Она вдруг подалась вперед, взяла руки Хрийз в свои, и сила её, исцеляющая, пахнущая травами, лекарствами и больницей, влилась в душу, как расплавленная лава, отодвинув на время в сторонку даже ставшую уже привычной боль.
— Я рада, что вы живы, ваша светлость. Я рада видеть, что ошибалась. Хотела бы я вот так ошибаться чаще! Но Рахсим был с вами, клянусь! Он просто ушел. Ушел, сволочь. Он в нашем мире теперь, и я…
Сихар замолчала. Убрала руки, обхватила себя за плечи.
— Вы боитесь, — сказала Хрийз.
— Боюсь, — кивнула она. — Очень…
Хрийз вспомнила Рахсима в его кабинете там, на Земле, и поежилась. Да, злого мага стоило бояться! Хотя бы ради того, чтобы не переоценить свои силы в попытках уничтожить его. И снова по телу прошла яркая вспышка злости. Проклятый детожор должен сдохнуть! И хорошо бы — истинной смертью. Чтобы не возродиться больше нигде и ни в каком виде.
— Я его уничтожу, — яростно пообещала Хрийз. — Уничтожу!
— Вы, — покачала головой Сихар. — Ваша светлость, вы сначала в себя придите толком…
— Огонь разделил нас, — сказала она на это. — Я надеюсь, он сейчас тоже страдает так же, как и я. Я надеюсь. Надо искать. И я… Алой Цитадели говорила… то же. Я уничтожила её. С вашей помощью в том числе, Сихар! Но я сделала это. И Рахсимом… сделаю… то же. Он умрёт. Он сдохнет!
Вспышка ярости схлынула, снова отправив на грань потери сознания. Лишь дикое упрямство удерживало Хрийз от провала в беспамятство. Она не хотела больше терять себя! Вопреки всему, — не хотела.

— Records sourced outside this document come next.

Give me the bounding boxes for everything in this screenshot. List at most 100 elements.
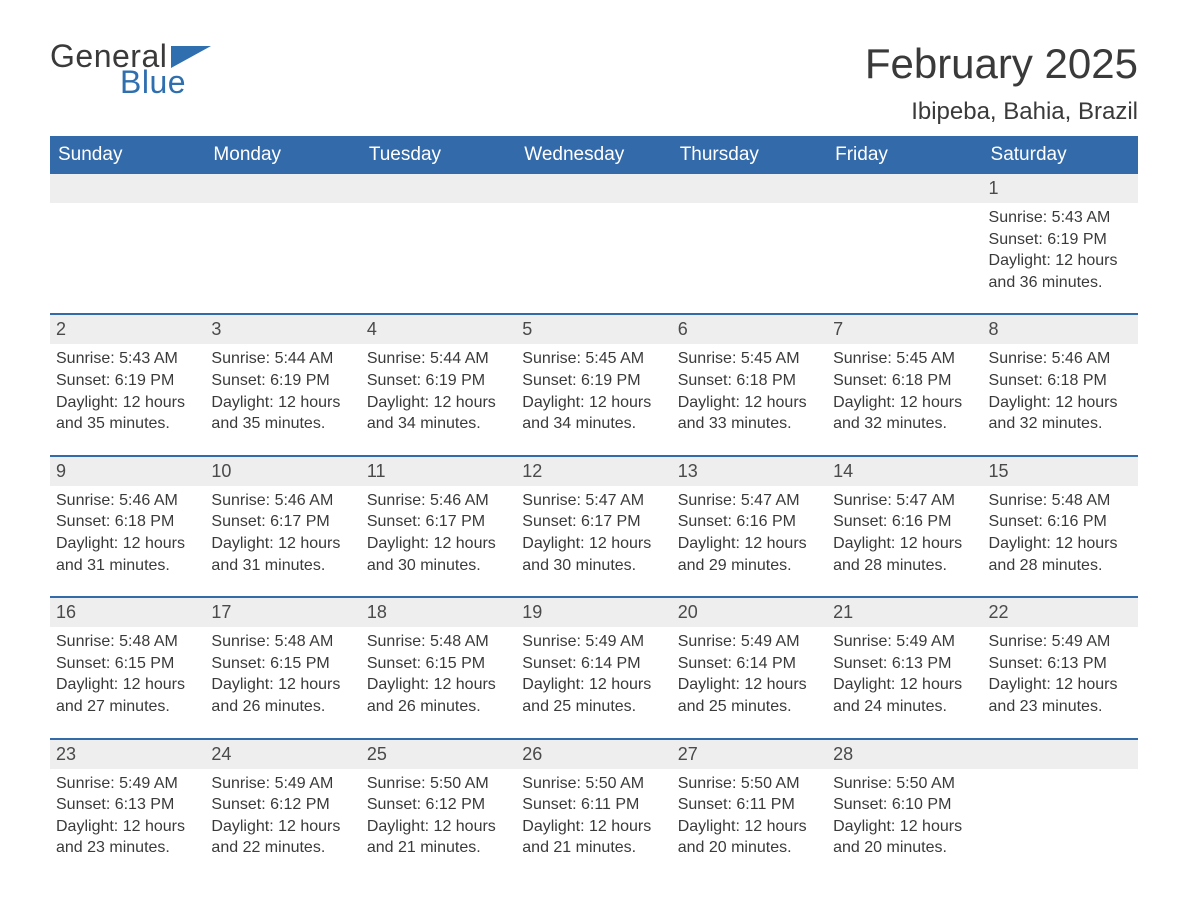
sunrise-line: Sunrise: 5:47 AM	[522, 490, 665, 512]
day-number: 5	[516, 315, 671, 344]
daybody-row: Sunrise: 5:46 AMSunset: 6:18 PMDaylight:…	[50, 486, 1138, 594]
sunrise-line: Sunrise: 5:50 AM	[367, 773, 510, 795]
page-title: February 2025	[865, 40, 1138, 88]
day-number: 12	[516, 457, 671, 486]
day-number: 26	[516, 740, 671, 769]
logo-text-blue: Blue	[120, 66, 211, 98]
sunset-line: Sunset: 6:16 PM	[989, 511, 1132, 533]
day-cell: Sunrise: 5:50 AMSunset: 6:10 PMDaylight:…	[827, 769, 982, 877]
sunrise-line: Sunrise: 5:45 AM	[678, 348, 821, 370]
daylight-line: Daylight: 12 hours and 29 minutes.	[678, 533, 821, 576]
day-number: 27	[672, 740, 827, 769]
logo: General Blue	[50, 40, 211, 98]
day-number	[50, 174, 205, 203]
sunset-line: Sunset: 6:14 PM	[678, 653, 821, 675]
daybody-row: Sunrise: 5:43 AMSunset: 6:19 PMDaylight:…	[50, 203, 1138, 311]
daylight-line: Daylight: 12 hours and 25 minutes.	[678, 674, 821, 717]
day-number: 2	[50, 315, 205, 344]
day-number: 3	[205, 315, 360, 344]
daynum-row: 9101112131415	[50, 455, 1138, 486]
sunset-line: Sunset: 6:19 PM	[522, 370, 665, 392]
daylight-line: Daylight: 12 hours and 23 minutes.	[989, 674, 1132, 717]
sunrise-line: Sunrise: 5:49 AM	[833, 631, 976, 653]
day-number: 10	[205, 457, 360, 486]
day-number	[516, 174, 671, 203]
dayhead-sat: Saturday	[983, 136, 1138, 174]
daylight-line: Daylight: 12 hours and 35 minutes.	[56, 392, 199, 435]
daynum-row: 2345678	[50, 313, 1138, 344]
week-row: 232425262728Sunrise: 5:49 AMSunset: 6:13…	[50, 738, 1138, 877]
daybody-row: Sunrise: 5:49 AMSunset: 6:13 PMDaylight:…	[50, 769, 1138, 877]
daylight-line: Daylight: 12 hours and 32 minutes.	[833, 392, 976, 435]
daylight-line: Daylight: 12 hours and 26 minutes.	[211, 674, 354, 717]
day-number: 16	[50, 598, 205, 627]
sunrise-line: Sunrise: 5:46 AM	[989, 348, 1132, 370]
sunset-line: Sunset: 6:11 PM	[522, 794, 665, 816]
day-cell: Sunrise: 5:49 AMSunset: 6:13 PMDaylight:…	[983, 627, 1138, 735]
day-cell: Sunrise: 5:49 AMSunset: 6:14 PMDaylight:…	[516, 627, 671, 735]
dayhead-sun: Sunday	[50, 136, 205, 174]
sunset-line: Sunset: 6:19 PM	[367, 370, 510, 392]
sunset-line: Sunset: 6:16 PM	[678, 511, 821, 533]
sunset-line: Sunset: 6:15 PM	[367, 653, 510, 675]
daylight-line: Daylight: 12 hours and 36 minutes.	[989, 250, 1132, 293]
daylight-line: Daylight: 12 hours and 34 minutes.	[367, 392, 510, 435]
day-number: 13	[672, 457, 827, 486]
daylight-line: Daylight: 12 hours and 30 minutes.	[367, 533, 510, 576]
day-cell: Sunrise: 5:50 AMSunset: 6:11 PMDaylight:…	[516, 769, 671, 877]
sunrise-line: Sunrise: 5:48 AM	[367, 631, 510, 653]
daylight-line: Daylight: 12 hours and 28 minutes.	[833, 533, 976, 576]
sunrise-line: Sunrise: 5:50 AM	[833, 773, 976, 795]
sunset-line: Sunset: 6:11 PM	[678, 794, 821, 816]
day-number	[983, 740, 1138, 769]
day-cell: Sunrise: 5:50 AMSunset: 6:11 PMDaylight:…	[672, 769, 827, 877]
sunrise-line: Sunrise: 5:46 AM	[211, 490, 354, 512]
day-number	[827, 174, 982, 203]
day-number: 14	[827, 457, 982, 486]
day-cell: Sunrise: 5:47 AMSunset: 6:16 PMDaylight:…	[672, 486, 827, 594]
sunset-line: Sunset: 6:19 PM	[56, 370, 199, 392]
daylight-line: Daylight: 12 hours and 31 minutes.	[56, 533, 199, 576]
daynum-row: 16171819202122	[50, 596, 1138, 627]
page: General Blue February 2025 Ibipeba, Bahi…	[0, 0, 1188, 907]
day-number: 8	[983, 315, 1138, 344]
day-number: 25	[361, 740, 516, 769]
day-cell: Sunrise: 5:49 AMSunset: 6:13 PMDaylight:…	[827, 627, 982, 735]
sunset-line: Sunset: 6:13 PM	[833, 653, 976, 675]
day-number: 24	[205, 740, 360, 769]
sunrise-line: Sunrise: 5:44 AM	[211, 348, 354, 370]
sunset-line: Sunset: 6:15 PM	[56, 653, 199, 675]
day-cell	[205, 203, 360, 311]
daylight-line: Daylight: 12 hours and 28 minutes.	[989, 533, 1132, 576]
day-number	[361, 174, 516, 203]
sunrise-line: Sunrise: 5:47 AM	[833, 490, 976, 512]
sunrise-line: Sunrise: 5:46 AM	[56, 490, 199, 512]
daylight-line: Daylight: 12 hours and 21 minutes.	[522, 816, 665, 859]
day-number: 21	[827, 598, 982, 627]
day-number: 6	[672, 315, 827, 344]
day-cell	[361, 203, 516, 311]
day-number: 7	[827, 315, 982, 344]
page-subtitle: Ibipeba, Bahia, Brazil	[865, 98, 1138, 126]
sunset-line: Sunset: 6:19 PM	[211, 370, 354, 392]
daylight-line: Daylight: 12 hours and 22 minutes.	[211, 816, 354, 859]
day-cell: Sunrise: 5:48 AMSunset: 6:15 PMDaylight:…	[205, 627, 360, 735]
day-number: 28	[827, 740, 982, 769]
sunset-line: Sunset: 6:14 PM	[522, 653, 665, 675]
day-cell: Sunrise: 5:45 AMSunset: 6:18 PMDaylight:…	[827, 344, 982, 452]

— Пить, — попросила она, оттягивая ворот. — Дайте пить, Сихар. Пожалуйста.
— Вам бы прилечь, — озабоченно выговорила целительница.
— Нет!
— К чему такое упрямство, — выговаривала Сихар, помогая Хрийз держать чашку с горячим счейгом. — Зачем издеваться над собой, когда можно не издеваться? Кому нужны такие подвиги?! Вы с таким отношением к себе будете выздоравливать долго. Очень долго!
Счейг пах лечебными травами, ни одну узнать по запаху и вкусу не удалось, горячая жидкость проложила себе путь по пищеводу и собралась в желудке приятным греющим огнём. Счастье, это оказывается, очень просто. Так просто, что удивитесь: всего-то вовремя выпитый любимый напиток и поддержка со стороны тогда, когда больше всего в такой поддержке нуждаешься…
— Я не буду лежать всё время, — упрямо повторила Хрийз, ей стало немного легче, и жизнь повеселела снова. — Скорректируйте лечение с учётом этого. И не вздумайте поить меня снотворным!